Les six autres conseillers restent déterminés à restaurer l'église. Alors, la tension monte encore d’un cran. Lesain, et ses deux acolytes déversent un flot d’insultes, des paroles humiliantes répétées sans retenue. « Vous ne réussirez pas ! » lancent-ils avec mépris. Lesain va plus loin. Il jure de tout faire pour contrecarrer leurs projets, de s’opposer à eux avec toute la force dont il dispose. Il évoque encore un legs, celui qu’il a lui-même constitué, et annonce avec une assurance glaciale qu’à son échéance, il en fera le dépôt à la caisse des amortissements. Un geste calculé pour étouffer les ambitions. Sa menace est claire : il fera tout ce qui est en son pouvoir pour briser leurs prétentions.
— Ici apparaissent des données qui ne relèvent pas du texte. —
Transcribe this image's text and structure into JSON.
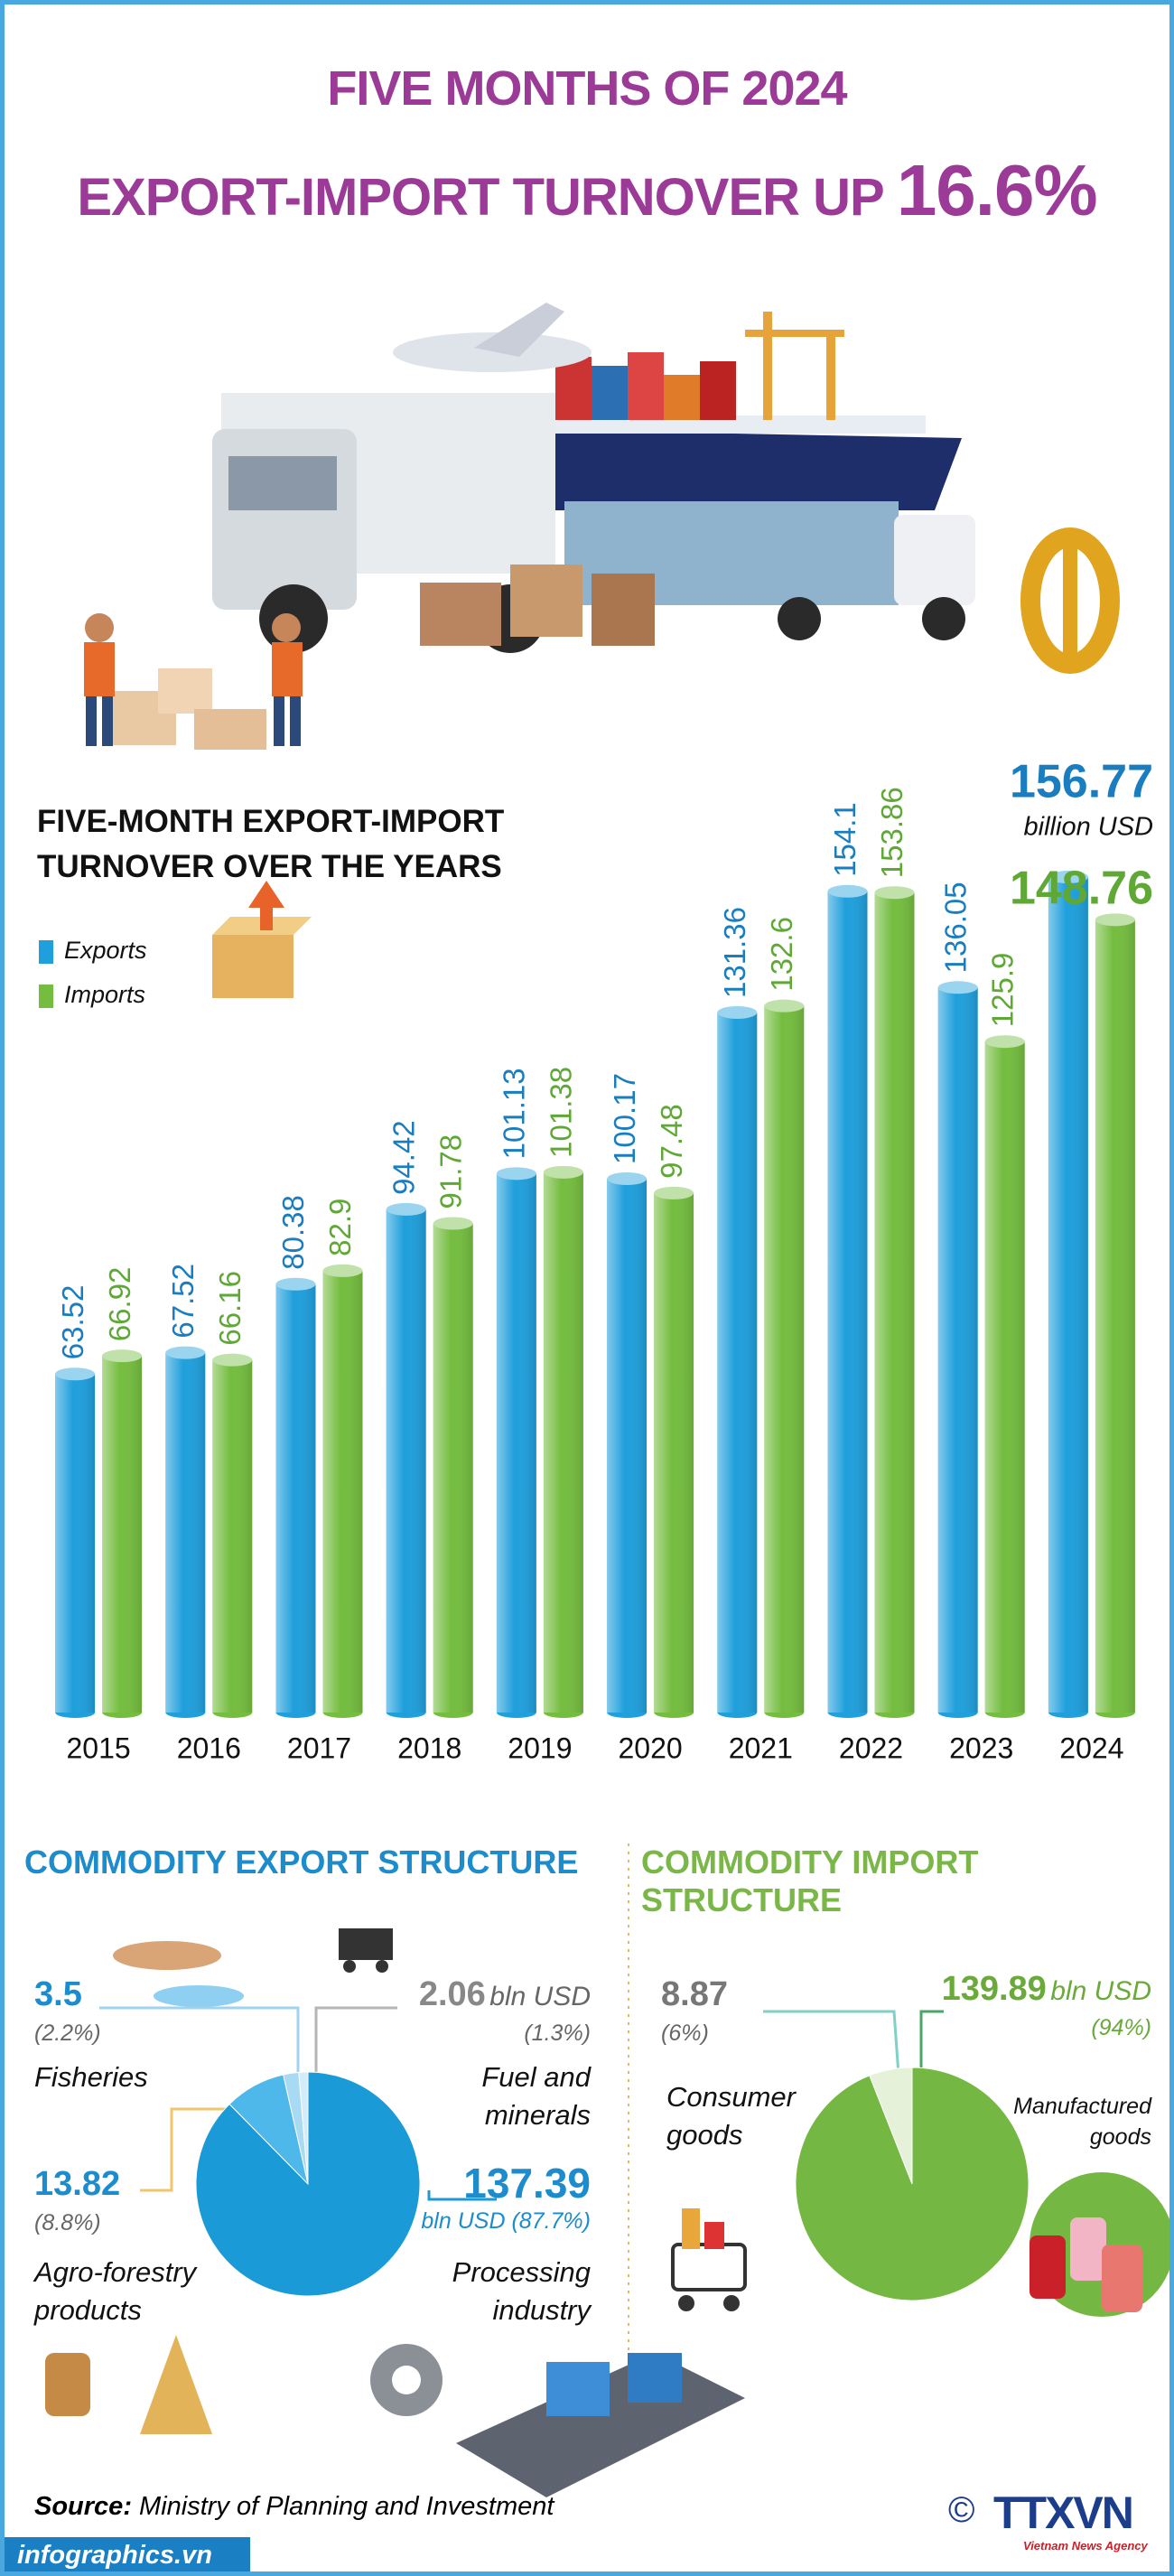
{
  "header": {
    "line1": "FIVE MONTHS OF 2024",
    "line2": "EXPORT-IMPORT TURNOVER UP",
    "highlight": "16.6%"
  },
  "chart_data": [
    {
      "type": "bar",
      "title": "FIVE-MONTH EXPORT-IMPORT TURNOVER OVER THE YEARS",
      "categories": [
        "2015",
        "2016",
        "2017",
        "2018",
        "2019",
        "2020",
        "2021",
        "2022",
        "2023",
        "2024"
      ],
      "series": [
        {
          "name": "Exports",
          "color": "#1f9fdc",
          "values": [
            63.52,
            67.52,
            80.38,
            94.42,
            101.13,
            100.17,
            131.36,
            154.1,
            136.05,
            156.77
          ]
        },
        {
          "name": "Imports",
          "color": "#74bd3f",
          "values": [
            66.92,
            66.16,
            82.9,
            91.78,
            101.38,
            97.48,
            132.6,
            153.86,
            125.9,
            148.76
          ]
        }
      ],
      "ylim": [
        0,
        160
      ],
      "annotation": "billion USD"
    },
    {
      "type": "pie",
      "title": "COMMODITY EXPORT STRUCTURE",
      "categories": [
        "Fuel and minerals",
        "Fisheries",
        "Agro-forestry products",
        "Processing industry"
      ],
      "values": [
        2.06,
        3.5,
        13.82,
        137.39
      ],
      "colors": [
        "#d3ecf9",
        "#a9daf4",
        "#4fb8ea",
        "#1b9ad8"
      ],
      "unit": "bln USD",
      "share_labels": [
        "(1.3%)",
        "(2.2%)",
        "(8.8%)",
        "(87.7%)"
      ]
    },
    {
      "type": "pie",
      "title": "COMMODITY IMPORT STRUCTURE",
      "categories": [
        "Consumer goods",
        "Manufactured goods"
      ],
      "values": [
        8.87,
        139.89
      ],
      "colors": [
        "#e6f1da",
        "#74b843"
      ],
      "unit": "bln USD",
      "share_labels": [
        "(6%)",
        "(94%)"
      ]
    }
  ],
  "source": {
    "label": "Source:",
    "text": "Ministry of Planning and Investment"
  },
  "footer": {
    "site": "infographics.vn",
    "copyright": "©",
    "logo": "TTXVN",
    "agency": "Vietnam News Agency"
  }
}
Le débat tourne court. Formant la majorité, les sieurs Jeanne, Lambert, Lafosse, Pinguet, Delépine et Mettérie ne signeront pour rien au monde cette maudite délibération. Seuls Lesain, Mabon et Duval, minoritaires mais crispés sur leur position, apposent leur paraphe après lecture. La séance se clôt, laissant dans l’air une tension palpable. Yainville, ce soir-là, reste suspendue entre son passé et un avenir incertain...
Notes
Les six conseillers dissidents s'appellent exactement Jean-François Delépine, Joseph Jeanne, cultivateur, Jean-Louis Lafoss, Guillaume Lambert, Pascal Mettérie, futur maire, et Nicolas Patrice Pringuet.
Les trois conseillers de la minorité autour de Charles Lesain sont Pierre Amable Duval, François Pierre Mabon et Jacques Thuillier.
SOURCES
Documents numérisés aux archives départementales par Josiane et Jean-Yves Marchand.